We can’t stop growing old, that is certain, but a writer in advancing year can produce good works providing he doesn’t let his outlook become jaded. He must preserve a childlike belief in the importance of all things. He must never entirely grow up. It’s important he interests himself in matters which have nothing to do with the maladies of old age. lf he does he is dead, as dead as that person with a lost dream. I don’t mean deserting one life for another one of fantasy. The writer must be realistic. His approach must be sincere and not a recreation for then the end product will be doomed to mediocrity. Nor should his writing be a refuge. If it has no effect it has no value. The pessimist is the one who refuses reality, but the writer is the one who accepts it. His approach, however, must be reasonable, and that is the secret of the success of a writer.

One is never too old to write, for with age comes wisdom, but neither can one be too young to start. We have Francoise Sagan to prove that point. She published her first novel, Bonjour Tristesse, in 1954 at seventeen. She produced dozens of works during a career lasting until 1996. In addition to novels, plays, and autobiographies, she also wrote song lyrics and screenplays. She died of a pulmonary embolism on 24 September 2004 at the age of sixty-nine.

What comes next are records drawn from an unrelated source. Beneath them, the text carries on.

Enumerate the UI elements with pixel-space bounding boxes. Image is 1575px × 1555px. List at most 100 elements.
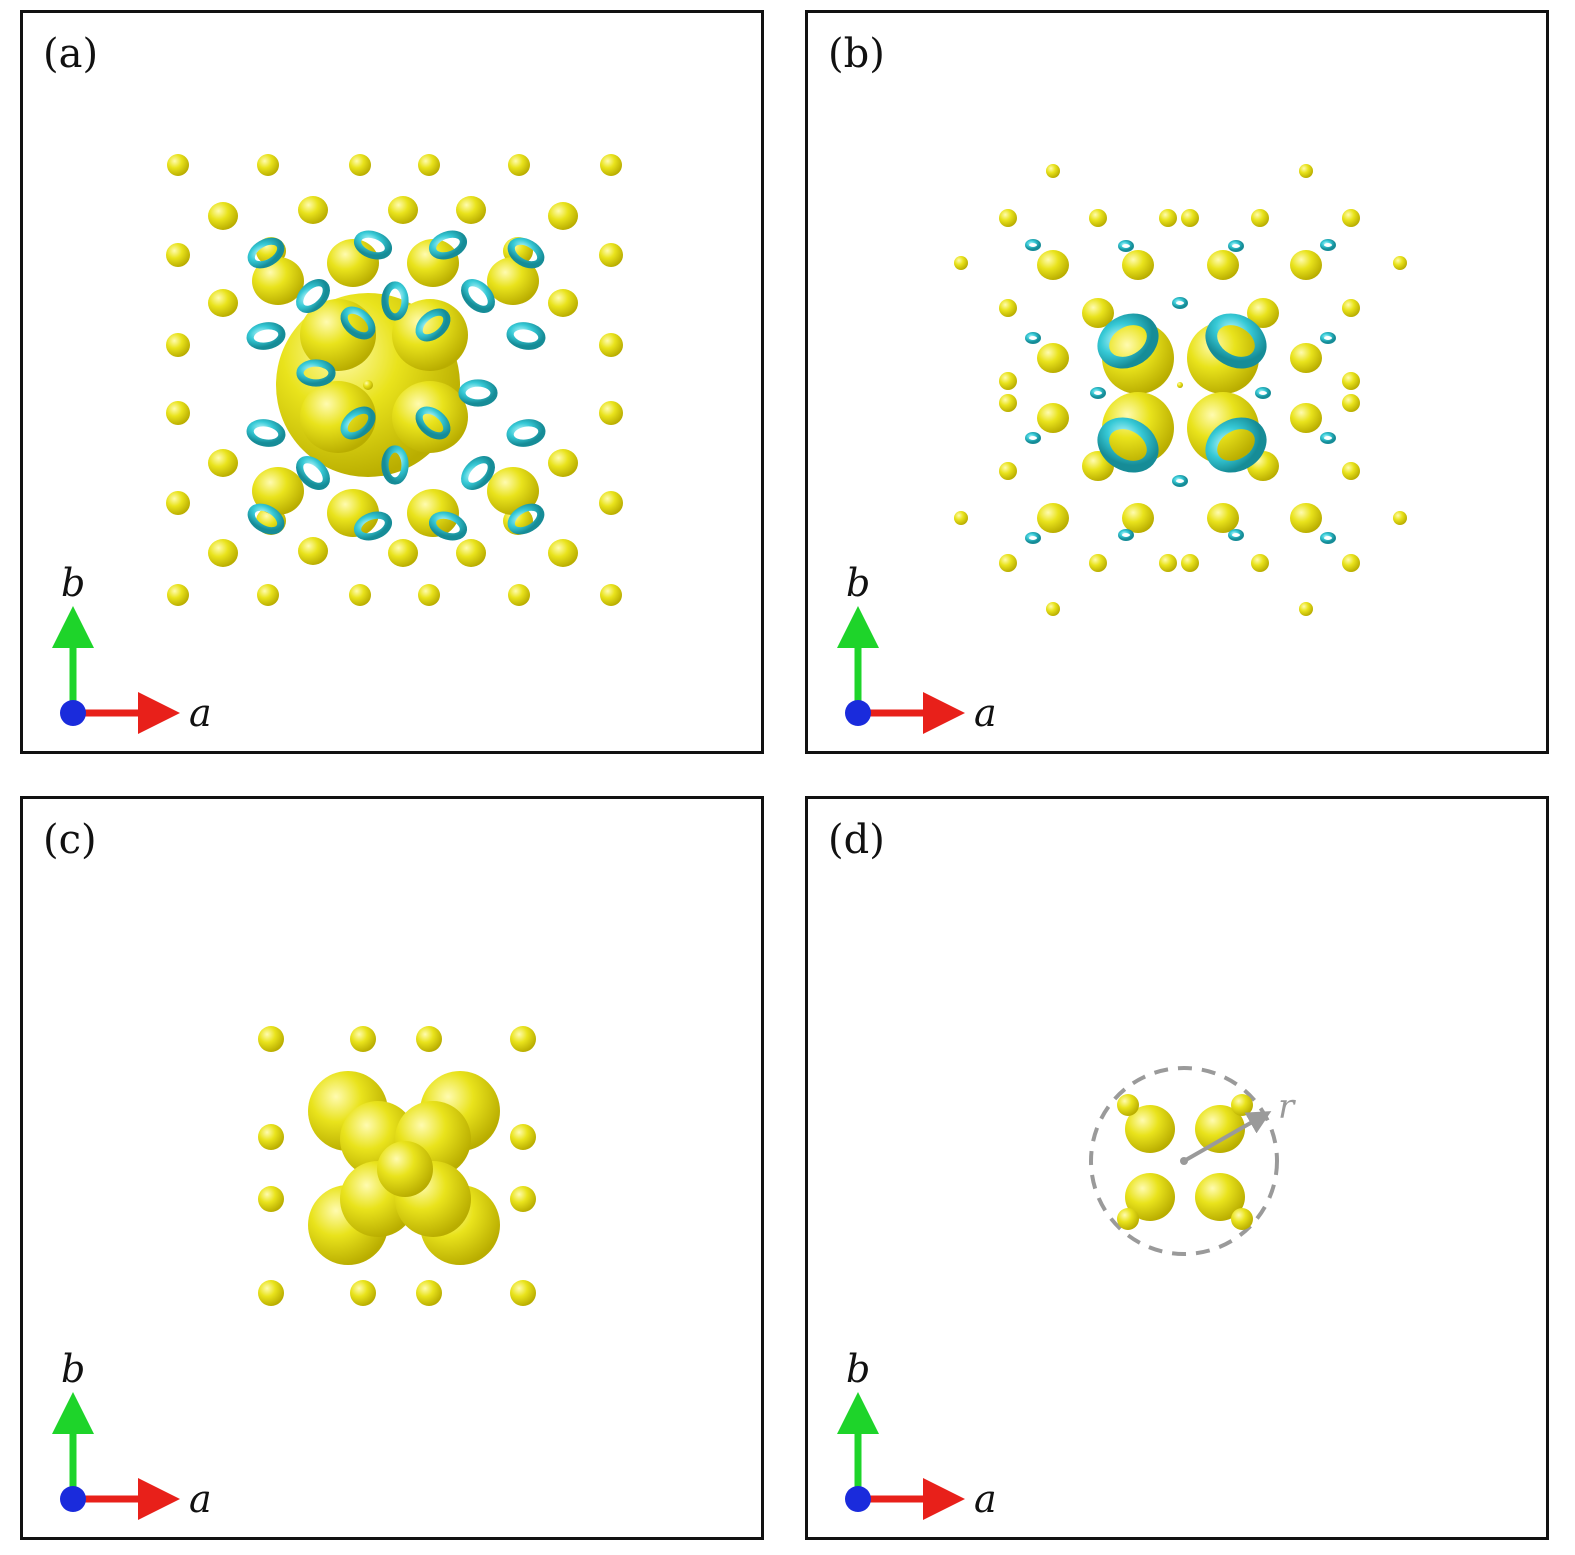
- isosurface-scene-c: [258, 1026, 536, 1306]
- positive-isosurface-lobe: [1290, 403, 1322, 433]
- positive-isosurface-lobe: [349, 584, 371, 606]
- positive-isosurface-lobe: [599, 333, 623, 357]
- negative-isosurface-ring: [1320, 239, 1336, 251]
- positive-isosurface-lobe: [166, 243, 190, 267]
- positive-isosurface-lobe: [1159, 209, 1177, 227]
- negative-isosurface-ring: [296, 279, 330, 313]
- positive-isosurface-lobe: [1342, 299, 1360, 317]
- positive-isosurface-lobe: [1299, 164, 1313, 178]
- positive-isosurface-lobe: [1037, 343, 1069, 373]
- positive-isosurface-lobe: [1195, 1173, 1245, 1221]
- positive-isosurface-lobe: [1159, 554, 1177, 572]
- positive-isosurface-lobe: [1342, 209, 1360, 227]
- negative-isosurface-ring: [1025, 532, 1041, 544]
- negative-isosurface-ring: [507, 503, 545, 535]
- positive-isosurface-lobe: [1207, 503, 1239, 533]
- positive-isosurface-lobe: [388, 196, 418, 224]
- central-negative-ring: [1205, 417, 1267, 473]
- positive-isosurface-lobe: [999, 554, 1017, 572]
- positive-isosurface-lobe: [252, 257, 304, 305]
- positive-isosurface-lobe: [456, 196, 486, 224]
- central-negative-ring: [1097, 313, 1159, 369]
- negative-isosurface-ring: [246, 322, 286, 350]
- panel-label-a: (a): [43, 31, 99, 77]
- positive-isosurface-lobe: [416, 1026, 442, 1052]
- negative-isosurface-ring: [1025, 432, 1041, 444]
- isosurface-scene-d: [1089, 1066, 1279, 1256]
- positive-isosurface-lobe: [999, 299, 1017, 317]
- axis-label-b: b: [61, 561, 86, 605]
- positive-isosurface-lobe: [166, 333, 190, 357]
- positive-isosurface-lobe: [487, 257, 539, 305]
- central-positive-lobe: [300, 299, 376, 371]
- positive-isosurface-lobe: [599, 243, 623, 267]
- axis-label-b: b: [846, 1347, 871, 1391]
- positive-isosurface-lobe: [1393, 256, 1407, 270]
- positive-isosurface-lobe: [1251, 209, 1269, 227]
- positive-isosurface-lobe: [1290, 503, 1322, 533]
- negative-isosurface-ring: [415, 308, 451, 342]
- negative-isosurface-ring: [1172, 475, 1188, 487]
- positive-isosurface-lobe: [1089, 209, 1107, 227]
- positive-isosurface-lobe: [1342, 462, 1360, 480]
- axis-label-b: b: [846, 561, 871, 605]
- positive-isosurface-lobe: [1117, 1094, 1139, 1116]
- negative-isosurface-ring: [353, 511, 393, 541]
- positive-isosurface-lobe: [257, 584, 279, 606]
- positive-isosurface-lobe: [167, 154, 189, 176]
- positive-isosurface-lobe: [298, 537, 328, 565]
- negative-isosurface-ring: [296, 359, 336, 387]
- negative-isosurface-ring: [507, 237, 545, 269]
- positive-isosurface-lobe: [600, 584, 622, 606]
- positive-isosurface-lobe: [954, 256, 968, 270]
- positive-isosurface-lobe: [208, 539, 238, 567]
- positive-isosurface-lobe: [350, 1026, 376, 1052]
- positive-isosurface-lobe: [1290, 343, 1322, 373]
- positive-isosurface-lobe: [1037, 503, 1069, 533]
- positive-isosurface-lobe: [166, 491, 190, 515]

Let it be said that fiction is truth, and fiction is the truest thing there ever was. It is not the critic who counts; not the man who points out the failures of others; not the doer of deeds who could have done them better. The credit belongs to the man who is there in the arena doing what he has to do-writing.

Unlike all other modes of writing, travel writing enters another dimension. Writing for a travel writer is transcendent, a means to pass on information that is informative, I but restricting. However, given enough time, the travel writer turns to other modes of expression, and some of us live our dreams of Travel become expatriates.